Une histoire du point de vue des dominé.es
Alethea Arnaquq-Baril l’affirme : rien de plus étrange pour un Inuk que l’expression de sa colère. Et pourtant, elle prend sa caméra pour dénoncer une nouvelles atteinte faite à son peuple. En interdisant le commerce des peaux de phoques, tout en reconnaissant une « exception » inuk, l’Union Européenne exerce sa domination économique et culturelle sur ce peuple du grand Nord.
La réalisatrice montre que l’autorisation d’une chasse de subsistance n’empêche pas l’effondrement du commerce des peaux, nécessaire à la vie économique de la communauté autochtone. C’est que nous voulons bien voir les Inuk dans leur authenticité ethnographique, mais pas partie prenante de la mondialisation économique. L’exotisme est aussi une exclusion farouche des « autres » de notre confort de vie - que nous érigeons pourtant, en toute contradiction, comme horizon d’attente universel. L’intrication des dominations culturelle, politique et économique met en difficulté un peuple qui a besoin de la totalité du phoque pour survivre, et pas seulement aux conditions climatiques extrêmes. Le film montre comment les politiques européennes et les grandes associations animalistes refusent d’envisager le point de vue des dominé.es. Convaincant et dérangeant, le documentaire suggère qu’une certaine idée de la protection de la nature est une des facettes d’une hégémonie culturelle. On pense aux travaux de Nastassja Martin dans Les âmes sauvages et à la façon dont elle réunit dans une même ontologie, dite naturaliste, extractivistes et promoteurs des parcs naturels.

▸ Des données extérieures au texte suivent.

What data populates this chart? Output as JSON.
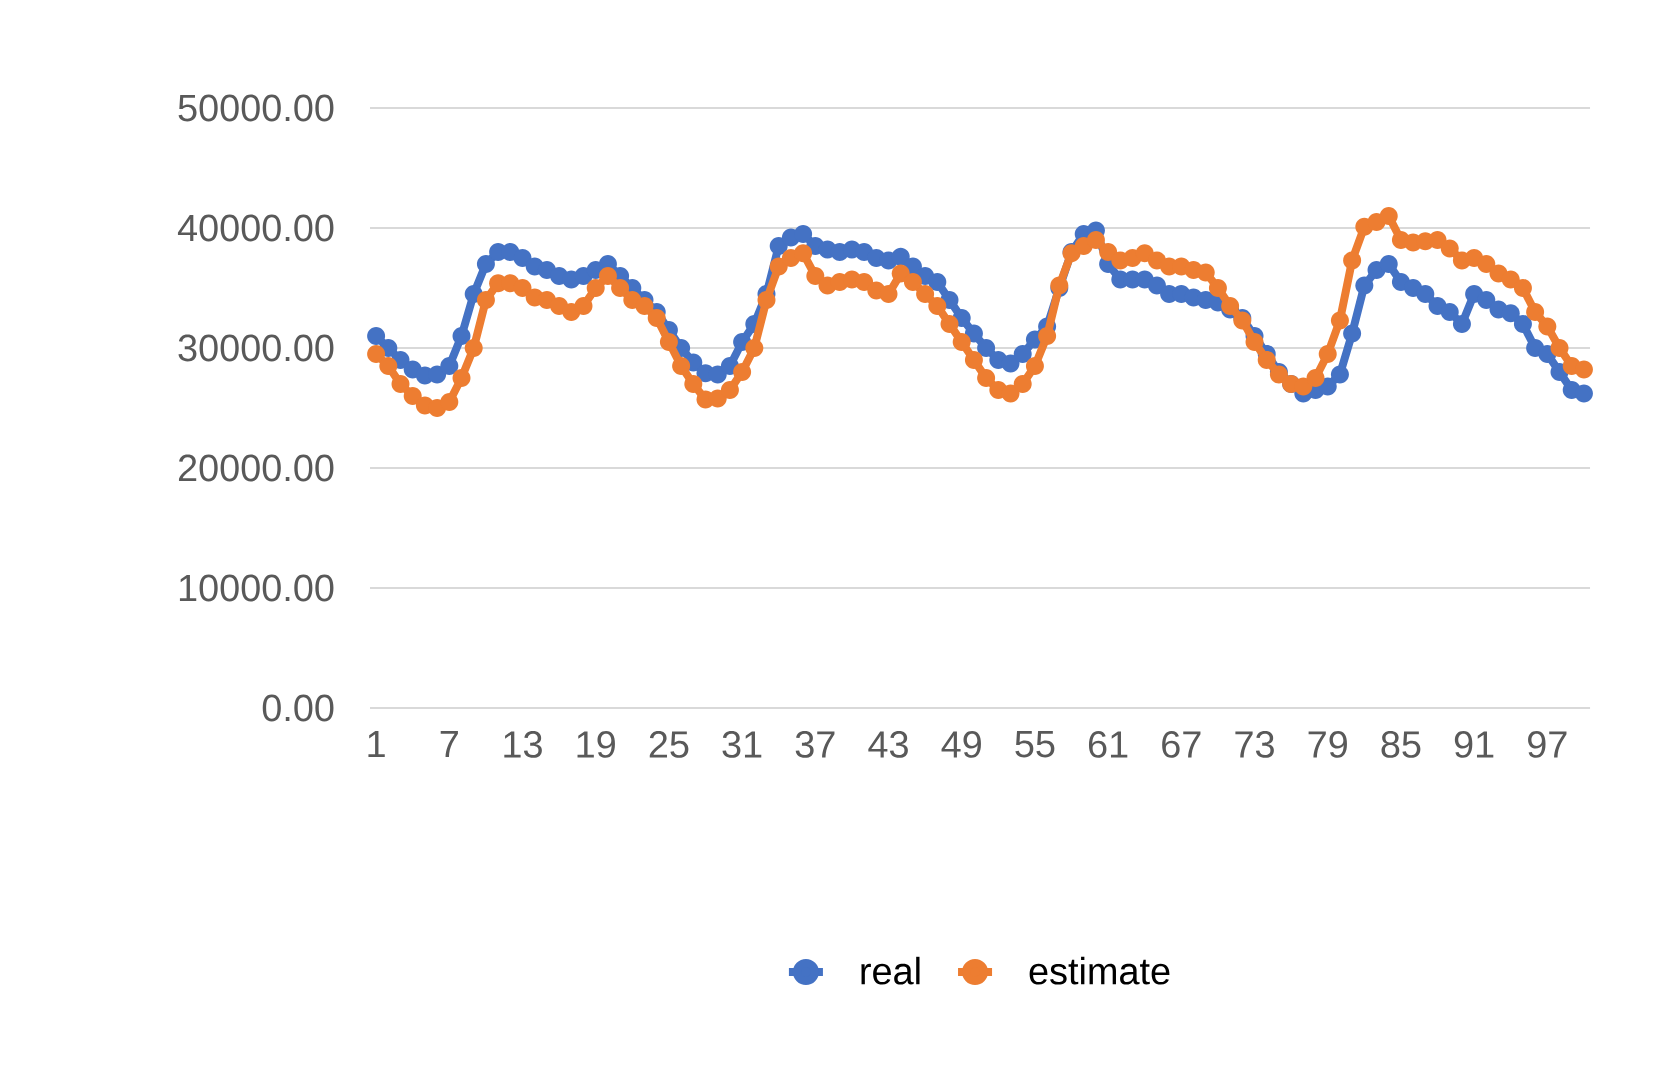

Ce film devient alors encore plus vertigineux si nous acceptons de l’envisager comme un miroir de certains rapports de domination qui s’exercent au sein de nos sociétés. Charles Stepanoff en suggérait quelques éléments dans son ethnographie d’une communauté de chasseurs en France dans L’animal et la mort. C’est que la « ruralité » revendique aujourd’hui son autochtonie, dénonce la colonisation des résidences secondaires et la domination culturelle qui porte un fort mépris au monde agricole, économiquement exploité par la grande distribution. L’argument économique et le fait qu’il ne s’agisse pas d’espèces en voie de disparition sont des arguments présents des deux côtés de l’Atlantique. La stigmatisation violente sur les réseaux sociaux et l’usage polémique de certaines images se retrouvent également sur les deux continents.
Il ne s’agit pas de superposer deux situations très différentes mais, au gré de quelques échos, de considérer à quel point une forme de domination nous échappe quand nous sommes du côté des dominant.es.